Thursday, May 1, 2008

Infidelity

The May issue of Poetry came in the mail yesterday. As has been the case in recent months, I find myself more excited to receive the magazine then I am when I'm reading it. There just hasn't been much in it lately to make me glad I'm a subscriber. The poetry all seems to... well, I guess "boring" is the only word for it. It's filled with the sort of self-possessed drivel that makes it easy to understand why most people we meet can't name any living poets.


The only real exception to this is "Infidelity," by Philip White, whom I've never heard of:

INFIDELITY
by Philip White

“Talking only makes me feel more alone,”
you said once in the car outside the clinic.
Two years later, you spoke the same sentence
word for word one night after friends had gone.
Within a month, you’d erased yourself…
Erased? “To absent oneself,” I found scribbled on
a wrapper a year later…

Now sunlight and tree
shadow rush over the windshield of the car:
I’m talking with my new wife—then gone, absented.
“Sometimes I feel almost too much joy,”
you wrote from the balcony of your cheap
hotel in Paris. “What are you thinking?” she asks.
Light shutters across us. Wherever you are
in me I’m there, though it’s not what you wanted.

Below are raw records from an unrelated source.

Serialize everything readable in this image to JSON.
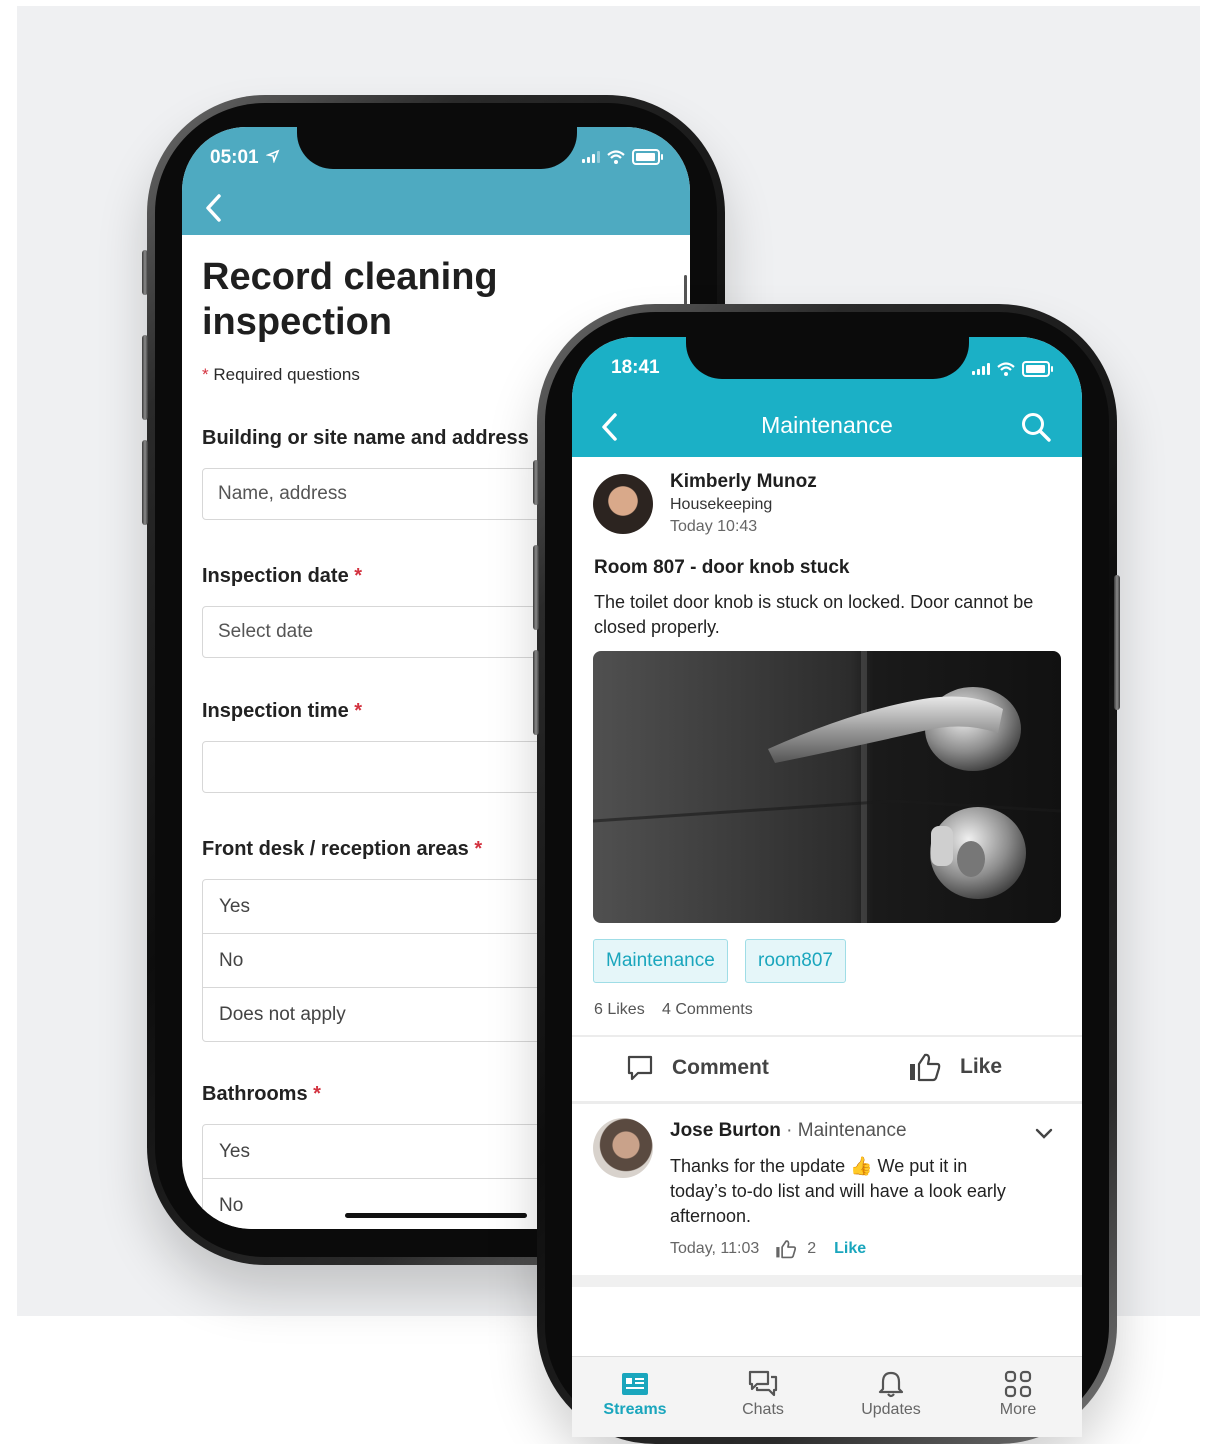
{
  "colors": {
    "back_appbar": "#4eaac1",
    "front_appbar": "#1bb0c6",
    "accent": "#1aa6bd",
    "required": "#d3323f",
    "panel": "#eff0f2"
  },
  "form_screen": {
    "status_time": "05:01",
    "title": "Record cleaning inspection",
    "required_note": "Required questions",
    "required_mark": "*",
    "questions": [
      {
        "label": "Building or site name and address",
        "placeholder": "Name, address"
      },
      {
        "label": "Inspection date",
        "placeholder": "Select date"
      },
      {
        "label": "Inspection time",
        "placeholder": ""
      },
      {
        "label": "Front desk / reception areas",
        "options": [
          "Yes",
          "No",
          "Does not apply"
        ]
      },
      {
        "label": "Bathrooms",
        "options": [
          "Yes",
          "No"
        ]
      }
    ]
  },
  "stream_screen": {
    "status_time": "18:41",
    "title": "Maintenance",
    "post": {
      "author": "Kimberly Munoz",
      "department": "Housekeeping",
      "time": "Today 10:43",
      "title": "Room 807 - door knob stuck",
      "body": "The toilet door knob is stuck on locked. Door cannot be closed properly.",
      "tags": [
        "Maintenance",
        "room807"
      ],
      "likes": "6 Likes",
      "comments": "4 Comments"
    },
    "actions": {
      "comment": "Comment",
      "like": "Like"
    },
    "comment": {
      "author": "Jose Burton",
      "separator": "·",
      "department": "Maintenance",
      "text": "Thanks for the update 👍 We put it in today’s to-do list and will have a look early afternoon.",
      "time": "Today, 11:03",
      "like_count": "2",
      "like_label": "Like"
    },
    "tabs": [
      {
        "label": "Streams",
        "icon": "streams-icon",
        "active": true
      },
      {
        "label": "Chats",
        "icon": "chats-icon",
        "active": false
      },
      {
        "label": "Updates",
        "icon": "bell-icon",
        "active": false
      },
      {
        "label": "More",
        "icon": "grid-icon",
        "active": false
      }
    ]
  }
}
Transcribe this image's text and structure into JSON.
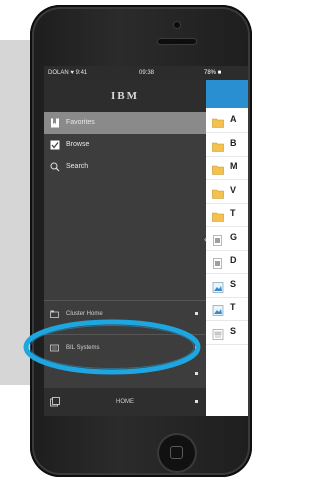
{
  "status_bar": {
    "carrier": "DOLAN ♥ 9:41",
    "time": "09:38",
    "battery": "78% ■"
  },
  "logo": "IBM",
  "menu": [
    {
      "label": "Favorites",
      "icon": "bookmark-icon",
      "selected": true
    },
    {
      "label": "Browse",
      "icon": "checkbox-icon",
      "selected": false
    },
    {
      "label": "Search",
      "icon": "search-icon",
      "selected": false
    }
  ],
  "clusters": [
    {
      "label": "Cluster Home",
      "icon": "home-icon"
    },
    {
      "label": "BIL Systems",
      "icon": "cluster-icon"
    },
    {
      "label": "",
      "icon": "folder-icon"
    }
  ],
  "bottom_bar": {
    "label": "HOME",
    "icon": "gallery-icon"
  },
  "files": [
    {
      "letter": "A",
      "icon": "folder-icon"
    },
    {
      "letter": "B",
      "icon": "folder-icon"
    },
    {
      "letter": "M",
      "icon": "folder-icon"
    },
    {
      "letter": "V",
      "icon": "folder-icon"
    },
    {
      "letter": "T",
      "icon": "folder-icon"
    },
    {
      "letter": "G",
      "icon": "document-icon"
    },
    {
      "letter": "D",
      "icon": "document-icon"
    },
    {
      "letter": "S",
      "icon": "image-icon"
    },
    {
      "letter": "T",
      "icon": "image-icon"
    },
    {
      "letter": "S",
      "icon": "presentation-icon"
    }
  ],
  "colors": {
    "highlight": "#1ea6e0",
    "header_blue": "#2a8fd0",
    "selected_row": "#8a8a8a",
    "drawer": "#3d3d3d"
  }
}
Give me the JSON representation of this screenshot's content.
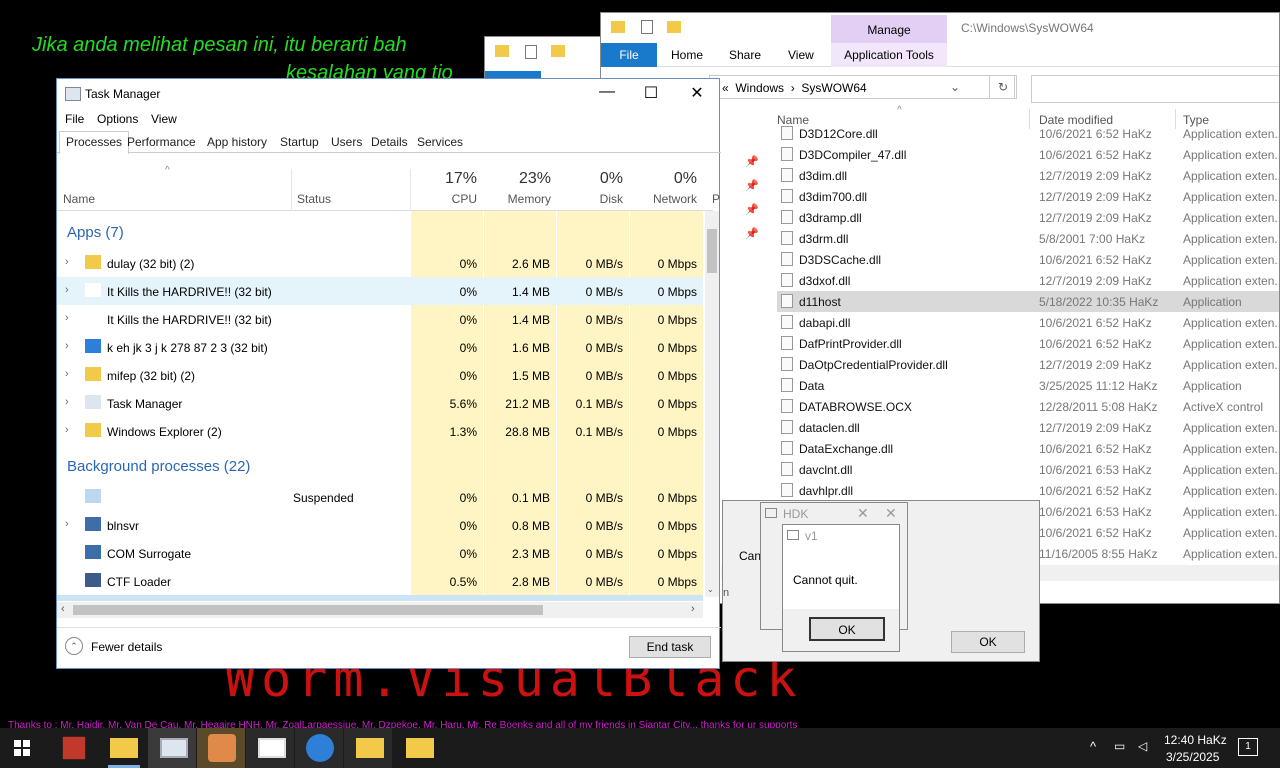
{
  "desktop": {
    "message_line1": "Jika anda melihat pesan ini, itu berarti bah",
    "message_line2": "kesalahan yang tio",
    "worm_text": "Worm.VisualBlack",
    "thanks": "Thanks to :   Mr. Haidir, Mr. Van De Cau, Mr. Heaaire HNH, Mr. ZoalLarpaessiue, Mr. Dzpekoe, Mr. Haru, Mr. Re Boenks and all of my friends in Siantar City... thanks for ur supports"
  },
  "explorer": {
    "manage_tab": "Manage",
    "path_title": "C:\\Windows\\SysWOW64",
    "ribbon": [
      "Home",
      "Share",
      "View"
    ],
    "file_tab": "File",
    "app_tools": "Application Tools",
    "address": [
      "Windows",
      "SysWOW64"
    ],
    "columns": {
      "name": "Name",
      "date": "Date modified",
      "type": "Type"
    },
    "rows": [
      {
        "name": "D3D12Core.dll",
        "date": "10/6/2021 6:52 HaKz",
        "type": "Application exten..."
      },
      {
        "name": "D3DCompiler_47.dll",
        "date": "10/6/2021 6:52 HaKz",
        "type": "Application exten..."
      },
      {
        "name": "d3dim.dll",
        "date": "12/7/2019 2:09 HaKz",
        "type": "Application exten..."
      },
      {
        "name": "d3dim700.dll",
        "date": "12/7/2019 2:09 HaKz",
        "type": "Application exten..."
      },
      {
        "name": "d3dramp.dll",
        "date": "12/7/2019 2:09 HaKz",
        "type": "Application exten..."
      },
      {
        "name": "d3drm.dll",
        "date": "5/8/2001 7:00 HaKz",
        "type": "Application exten..."
      },
      {
        "name": "D3DSCache.dll",
        "date": "10/6/2021 6:52 HaKz",
        "type": "Application exten..."
      },
      {
        "name": "d3dxof.dll",
        "date": "12/7/2019 2:09 HaKz",
        "type": "Application exten..."
      },
      {
        "name": "d11host",
        "date": "5/18/2022 10:35 HaKz",
        "type": "Application"
      },
      {
        "name": "dabapi.dll",
        "date": "10/6/2021 6:52 HaKz",
        "type": "Application exten..."
      },
      {
        "name": "DafPrintProvider.dll",
        "date": "10/6/2021 6:52 HaKz",
        "type": "Application exten..."
      },
      {
        "name": "DaOtpCredentialProvider.dll",
        "date": "12/7/2019 2:09 HaKz",
        "type": "Application exten..."
      },
      {
        "name": "Data",
        "date": "3/25/2025 11:12 HaKz",
        "type": "Application"
      },
      {
        "name": "DATABROWSE.OCX",
        "date": "12/28/2011 5:08 HaKz",
        "type": "ActiveX control"
      },
      {
        "name": "dataclen.dll",
        "date": "12/7/2019 2:09 HaKz",
        "type": "Application exten..."
      },
      {
        "name": "DataExchange.dll",
        "date": "10/6/2021 6:52 HaKz",
        "type": "Application exten..."
      },
      {
        "name": "davclnt.dll",
        "date": "10/6/2021 6:53 HaKz",
        "type": "Application exten..."
      },
      {
        "name": "davhlpr.dll",
        "date": "10/6/2021 6:52 HaKz",
        "type": "Application exten..."
      },
      {
        "name": "",
        "date": "10/6/2021 6:53 HaKz",
        "type": "Application exten..."
      },
      {
        "name": "",
        "date": "10/6/2021 6:52 HaKz",
        "type": "Application exten..."
      },
      {
        "name": "",
        "date": "11/16/2005 8:55 HaKz",
        "type": "Application exten..."
      }
    ]
  },
  "taskmanager": {
    "title": "Task Manager",
    "menu": [
      "File",
      "Options",
      "View"
    ],
    "tabs": [
      "Processes",
      "Performance",
      "App history",
      "Startup",
      "Users",
      "Details",
      "Services"
    ],
    "col_name": "Name",
    "col_status": "Status",
    "cpu": {
      "pct": "17%",
      "label": "CPU"
    },
    "memory": {
      "pct": "23%",
      "label": "Memory"
    },
    "disk": {
      "pct": "0%",
      "label": "Disk"
    },
    "network": {
      "pct": "0%",
      "label": "Network"
    },
    "col_p": "P",
    "apps_group": "Apps (7)",
    "bg_group": "Background processes (22)",
    "apps": [
      {
        "name": "dulay (32 bit) (2)",
        "status": "",
        "cpu": "0%",
        "mem": "2.6 MB",
        "disk": "0 MB/s",
        "net": "0 Mbps"
      },
      {
        "name": "It Kills the HARDRIVE!! (32 bit)",
        "status": "",
        "cpu": "0%",
        "mem": "1.4 MB",
        "disk": "0 MB/s",
        "net": "0 Mbps"
      },
      {
        "name": "It Kills the HARDRIVE!! (32 bit)",
        "status": "",
        "cpu": "0%",
        "mem": "1.4 MB",
        "disk": "0 MB/s",
        "net": "0 Mbps"
      },
      {
        "name": "k eh   jk  3 j k 278 87 2 3 (32 bit)",
        "status": "",
        "cpu": "0%",
        "mem": "1.6 MB",
        "disk": "0 MB/s",
        "net": "0 Mbps"
      },
      {
        "name": "mifep (32 bit) (2)",
        "status": "",
        "cpu": "0%",
        "mem": "1.5 MB",
        "disk": "0 MB/s",
        "net": "0 Mbps"
      },
      {
        "name": "Task Manager",
        "status": "",
        "cpu": "5.6%",
        "mem": "21.2 MB",
        "disk": "0.1 MB/s",
        "net": "0 Mbps"
      },
      {
        "name": "Windows Explorer (2)",
        "status": "",
        "cpu": "1.3%",
        "mem": "28.8 MB",
        "disk": "0.1 MB/s",
        "net": "0 Mbps"
      }
    ],
    "bg": [
      {
        "name": "",
        "status": "Suspended",
        "cpu": "0%",
        "mem": "0.1 MB",
        "disk": "0 MB/s",
        "net": "0 Mbps"
      },
      {
        "name": "blnsvr",
        "status": "",
        "cpu": "0%",
        "mem": "0.8 MB",
        "disk": "0 MB/s",
        "net": "0 Mbps"
      },
      {
        "name": "COM Surrogate",
        "status": "",
        "cpu": "0%",
        "mem": "2.3 MB",
        "disk": "0 MB/s",
        "net": "0 Mbps"
      },
      {
        "name": "CTF Loader",
        "status": "",
        "cpu": "0.5%",
        "mem": "2.8 MB",
        "disk": "0 MB/s",
        "net": "0 Mbps"
      }
    ],
    "fewer_details": "Fewer details",
    "end_task": "End task"
  },
  "dialogs": {
    "hdk_title": "HDK",
    "v1_title": "v1",
    "message": "Cannot quit.",
    "ok": "OK",
    "back_ok": "OK",
    "back_partial": "Can"
  },
  "taskbar": {
    "time": "12:40 HaKz",
    "date": "3/25/2025",
    "notif_count": "1"
  }
}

I read this three times and was, every time, deeply impacted. The way in which he describes the moving on process, the pain, the self-doubt... heart-breaking stuff. And the word "absented" is just different enough yet understandable enough to be the perfect word, which is something that I love to see. When a poet finds that one word, the only word, that can truly capture the meaning, it makes a huge difference.

What I love most about this poem is the fact that I can really put in that rarest of the rare classes: the poem that I can't relate to but makes me feel something emotionally anyway. Tennyson's "Crossing the Bar" is the best example of this (it's a religious poem in which the speaker addresses his own afterlife and hopes that he'll meet God upon his death- most days, I don't believe in God at all). Bruce Springsteen's "Racing in the Street" is another (a song about car racing, a subject that has absolutely no meaning to me whatsoever). This poem is about moving on after a divorce, something I hope never to know. But the way that the speaker is so obviously haunted is very compelling to me.


3 comments:

Anonymous said...

this made me think of dominick and dessa. i like it a lot...

Joe said...

What's "dominick and dessa"?

Anonymous said...

oh i'm sorry. i forgot that men have the memory span of a goldfish. =)

they're main characters of your favorite book, silly.